Remaja 14 Tahun Ditemukan Meninggal Setelah Pencarian Intensif di Sungai Jombang
Korban diduga tenggelam saat sedang memancing.
JOMBANG, SJP – Setelah melalui upaya pencarian yang intensif melibatkan keluarga, warga, dan instansi terkait, jasad M Ihwan Hanafi (14), warga Dusun Kesamben, Desa Bawangan, Kecamatan Ploso, akhirnya ditemukan meninggal dunia di dasar sungai setempat pada Jumat (23/1/2026) sore. Korban diduga tenggelam saat sedang memancing.
Kejadian ini berawal ketika korban tidak pulang ke rumah hingga waktu salat Jumat, menyimpangi kebiasaannya. Keterlambatan itu membuat keluarganya cemas dan segera memulai pencarian mandiri.
"Biasanya anak ini sudah pulang saat waktu salat Jumat. Karena tidak kunjung datang, orang tuanya mulai mencari ke tempat-tempat yang biasa ia kunjungi," jelas Kepala Desa Bawangan, Bakhtiar Efendi.
Pencarian awal oleh keluarga segera terfokus pada bantaran sungai di Dusun Ngumpak. Di sana, mereka menemukan sepeda korban terparkir di atas tanggul dekat jembatan. Temuan krusial ini menjadi titik tolak operasi pencarian.
"Yang ditemukan pertama kali hanyalah sepedanya, terparkir di dekat jembatan. Anaknya tidak ada," kata Bakhtiar.
Petunjuk semakin kuat ketika warga melaporkan melihat korban memancing di lokasi tersebut pada pagi hari bersama dua orang teman. Selain itu, dalam penyisiran awal, warga juga menemukan joran pancing milik korban terendam di dalam sungai, tidak jauh dari tempat sepeda ditemukan.
Temuan-temuan ini segera dilaporkan kepada Badan Penanggulangan Bencana Daerah (BPBD) Kabupaten Jombang untuk meminta bantuan pencarian sistematis.
Menerima laporan tersebut, Tim BPBD Jombang langsung diterjunkan ke lokasi. Mereka melakukan penyisiran terpadu dan menyeluruh di area sungai sekitar lokasi terakhir korban terlihat, dengan fokus pada titik-titik yang diindikasikan oleh temuan sepeda dan joran.

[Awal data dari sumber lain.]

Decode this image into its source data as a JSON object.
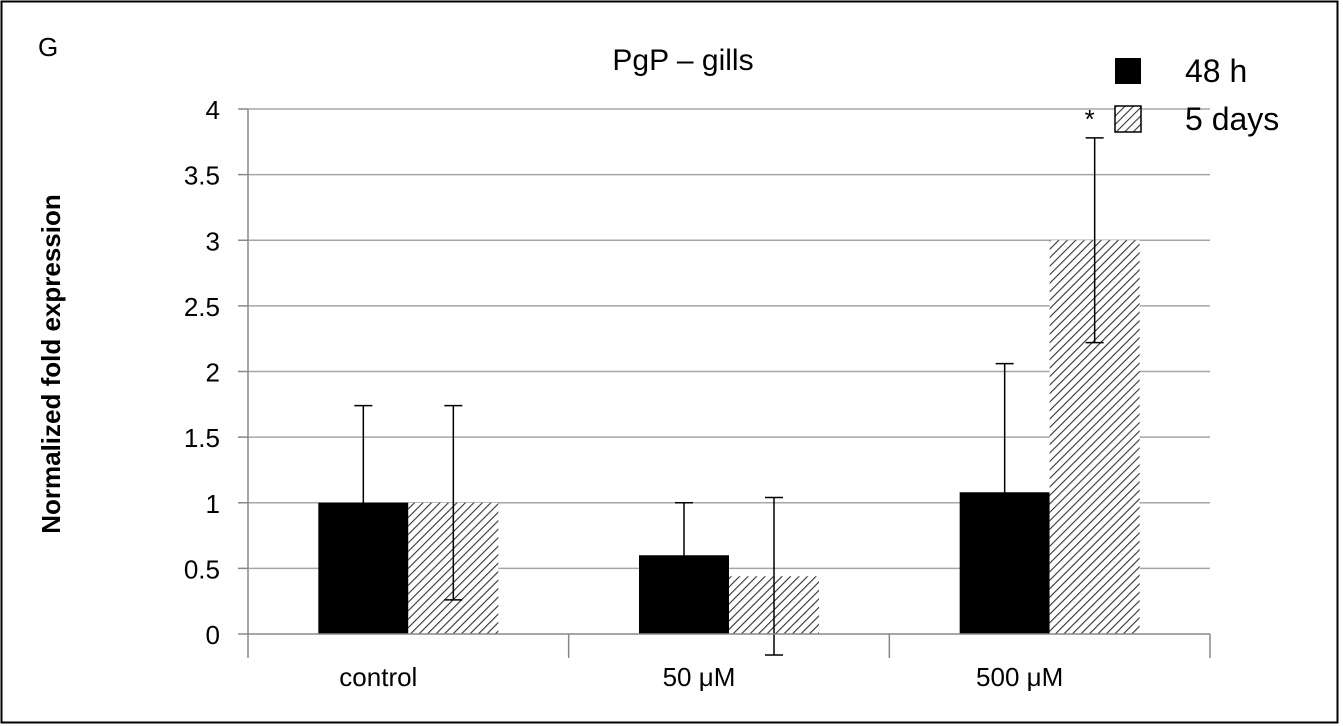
{
  "panel_label": "G",
  "chart_data": {
    "type": "bar",
    "title": "PgP – gills",
    "ylabel": "Normalized fold expression",
    "xlabel": "",
    "categories": [
      "control",
      "50 μM",
      "500 μM"
    ],
    "series": [
      {
        "name": "48 h",
        "fill": "solid",
        "color": "#000000",
        "values": [
          1.0,
          0.6,
          1.08
        ],
        "error": [
          0.74,
          0.4,
          0.98
        ],
        "annotations": [
          "",
          "",
          ""
        ]
      },
      {
        "name": "5 days",
        "fill": "diagonal-hatch",
        "color": "#333333",
        "values": [
          1.0,
          0.44,
          3.0
        ],
        "error": [
          0.74,
          0.6,
          0.78
        ],
        "annotations": [
          "",
          "",
          "*"
        ]
      }
    ],
    "ylim": [
      0,
      4
    ],
    "yticks": [
      "0",
      "0.5",
      "1",
      "1.5",
      "2",
      "2.5",
      "3",
      "3.5",
      "4"
    ],
    "grid": true,
    "legend_position": "top-right"
  }
}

"Setelah mendapat laporan, tim kami segera bergerak melakukan penyisiran di lokasi awal korban terlihat. Pencarian kami lakukan secara metodis di area yang diperkirakan," ujar Kepala Pelaksana BPBD Jombang, Wiku Birawa Felipe Dias Quintas.
Setelah beberapa jam beroperasi, upaya pencarian yang terkoordinasi tersebut akhirnya membuahkan hasil. Pada pukul 17.30 WIB, jasad korban berhasil ditemukan.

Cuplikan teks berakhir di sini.